The weapons were parachuted in by air and included “self-defense assets” such as assault weapons, machine guns, rocket-propelled grenades and munitions, he said.

France and Britain, backed by the United States, have been among the main powers behind a monthslong NATO-led air campaign to protect civilians from assaults by Col. Gadhafi’s forces.

In Brussels, a NATO official said that until now, no alliance member had shipped weapons to the rebels since the fighting started in the North African country in March.

Officials in the West and beyond have debated whether the U.N. resolution in March that authorized a no-fly zone over Libya and NATO’s air campaign to protect civilians also left room for weapons shipments to rebels.

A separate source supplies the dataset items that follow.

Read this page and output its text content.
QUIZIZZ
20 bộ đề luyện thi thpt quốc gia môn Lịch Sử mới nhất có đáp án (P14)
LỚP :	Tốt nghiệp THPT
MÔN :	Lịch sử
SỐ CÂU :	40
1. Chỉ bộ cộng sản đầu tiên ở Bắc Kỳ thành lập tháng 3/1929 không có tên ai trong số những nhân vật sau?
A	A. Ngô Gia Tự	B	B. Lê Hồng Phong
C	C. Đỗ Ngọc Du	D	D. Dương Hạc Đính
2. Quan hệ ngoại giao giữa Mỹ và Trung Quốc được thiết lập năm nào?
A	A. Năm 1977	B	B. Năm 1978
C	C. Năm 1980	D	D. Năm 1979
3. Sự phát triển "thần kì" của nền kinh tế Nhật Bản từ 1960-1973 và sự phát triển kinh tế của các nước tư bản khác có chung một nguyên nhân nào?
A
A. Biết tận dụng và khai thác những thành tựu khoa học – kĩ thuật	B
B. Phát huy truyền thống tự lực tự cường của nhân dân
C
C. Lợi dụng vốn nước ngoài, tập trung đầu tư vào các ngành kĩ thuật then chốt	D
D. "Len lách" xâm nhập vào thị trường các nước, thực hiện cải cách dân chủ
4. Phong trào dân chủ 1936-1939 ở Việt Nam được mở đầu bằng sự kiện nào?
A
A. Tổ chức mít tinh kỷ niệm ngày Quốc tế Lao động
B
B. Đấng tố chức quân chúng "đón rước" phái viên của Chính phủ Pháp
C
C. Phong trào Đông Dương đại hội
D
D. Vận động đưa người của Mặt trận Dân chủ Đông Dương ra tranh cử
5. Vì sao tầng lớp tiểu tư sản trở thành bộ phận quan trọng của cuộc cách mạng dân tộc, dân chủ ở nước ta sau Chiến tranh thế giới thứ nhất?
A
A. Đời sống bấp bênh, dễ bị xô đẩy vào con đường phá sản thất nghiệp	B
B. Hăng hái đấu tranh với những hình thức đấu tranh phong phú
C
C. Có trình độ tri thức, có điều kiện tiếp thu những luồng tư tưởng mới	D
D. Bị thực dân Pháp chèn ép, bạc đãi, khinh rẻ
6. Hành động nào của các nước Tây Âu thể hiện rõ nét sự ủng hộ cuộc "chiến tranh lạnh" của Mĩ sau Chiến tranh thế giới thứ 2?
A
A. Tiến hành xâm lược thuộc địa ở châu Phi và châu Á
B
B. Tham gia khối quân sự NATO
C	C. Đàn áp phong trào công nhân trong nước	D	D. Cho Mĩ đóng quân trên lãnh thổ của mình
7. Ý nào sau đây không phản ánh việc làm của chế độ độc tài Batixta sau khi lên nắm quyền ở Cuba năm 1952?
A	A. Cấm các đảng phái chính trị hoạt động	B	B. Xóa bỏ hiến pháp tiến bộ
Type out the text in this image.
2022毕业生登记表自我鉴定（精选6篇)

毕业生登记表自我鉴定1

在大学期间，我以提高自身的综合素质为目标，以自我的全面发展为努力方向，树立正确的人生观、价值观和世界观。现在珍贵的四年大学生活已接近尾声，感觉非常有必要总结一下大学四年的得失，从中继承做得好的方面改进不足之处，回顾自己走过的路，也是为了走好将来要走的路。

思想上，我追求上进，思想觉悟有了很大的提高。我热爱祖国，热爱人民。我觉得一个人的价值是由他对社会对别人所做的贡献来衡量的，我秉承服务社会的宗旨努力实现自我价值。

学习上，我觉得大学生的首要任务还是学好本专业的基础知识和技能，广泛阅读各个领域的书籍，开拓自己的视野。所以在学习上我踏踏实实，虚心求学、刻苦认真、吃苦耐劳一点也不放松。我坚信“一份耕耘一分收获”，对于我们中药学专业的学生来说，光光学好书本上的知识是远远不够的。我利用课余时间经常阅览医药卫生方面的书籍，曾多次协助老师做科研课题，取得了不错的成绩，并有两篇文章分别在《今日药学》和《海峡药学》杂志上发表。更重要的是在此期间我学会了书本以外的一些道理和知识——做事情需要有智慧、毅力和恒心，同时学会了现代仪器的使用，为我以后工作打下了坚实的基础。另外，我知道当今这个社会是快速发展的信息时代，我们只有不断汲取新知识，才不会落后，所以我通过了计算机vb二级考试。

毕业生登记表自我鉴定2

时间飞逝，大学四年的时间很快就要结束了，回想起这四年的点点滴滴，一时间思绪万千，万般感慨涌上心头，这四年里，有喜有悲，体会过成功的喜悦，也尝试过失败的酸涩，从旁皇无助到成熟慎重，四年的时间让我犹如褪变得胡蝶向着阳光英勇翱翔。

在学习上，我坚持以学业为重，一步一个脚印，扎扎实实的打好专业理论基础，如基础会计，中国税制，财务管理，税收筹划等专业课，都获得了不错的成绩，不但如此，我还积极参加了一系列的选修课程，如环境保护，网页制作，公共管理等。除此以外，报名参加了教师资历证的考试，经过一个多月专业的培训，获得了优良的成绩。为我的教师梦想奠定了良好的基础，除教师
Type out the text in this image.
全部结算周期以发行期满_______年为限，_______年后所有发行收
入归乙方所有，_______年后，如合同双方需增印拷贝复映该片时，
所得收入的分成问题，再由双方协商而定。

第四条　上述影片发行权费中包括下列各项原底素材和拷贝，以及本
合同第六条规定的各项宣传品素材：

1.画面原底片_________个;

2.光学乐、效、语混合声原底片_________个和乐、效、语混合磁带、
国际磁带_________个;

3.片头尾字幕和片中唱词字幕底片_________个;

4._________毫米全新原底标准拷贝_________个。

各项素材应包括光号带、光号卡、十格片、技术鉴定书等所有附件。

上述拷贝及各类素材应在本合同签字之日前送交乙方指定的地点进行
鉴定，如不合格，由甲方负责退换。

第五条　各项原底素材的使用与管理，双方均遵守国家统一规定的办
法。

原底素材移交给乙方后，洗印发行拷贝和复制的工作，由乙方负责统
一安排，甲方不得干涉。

Italian Foreign Minister Franco Frattini has made the case that U.N. resolutions on Libya did not prohibit providing weapons to the rebels and said this spring that it was “morally justified” to aid the opposition.

Meanwhile, in London ib Wednesday, British Foreign Secretary William Hague said Libya’s cash-strapped opposition has received donor funds to pay salaries to public-sector workers in rebel-held areas.

Last week, a first payment of $100 million in international aid money was made to Libya’s main opposition group, based in the eastern city of Benghazi, Mr. Hague told lawmakers.

He said a meeting of the contact group in Istanbul next month would seek to ensure “the international community is ready to support the Libyan people in building a stable future.”

Libya’s Transitional National Council said that funds would be used to pay teachers, street cleaners and other workers providing essential services.

Opposition Finance Minister Ali Tarhouni has made repeated pleas for urgent funds and warned on Tuesday that hospitals in Benghazi were running low on medical supplies.

Slobodan Lekic contributed to this report from Brussels.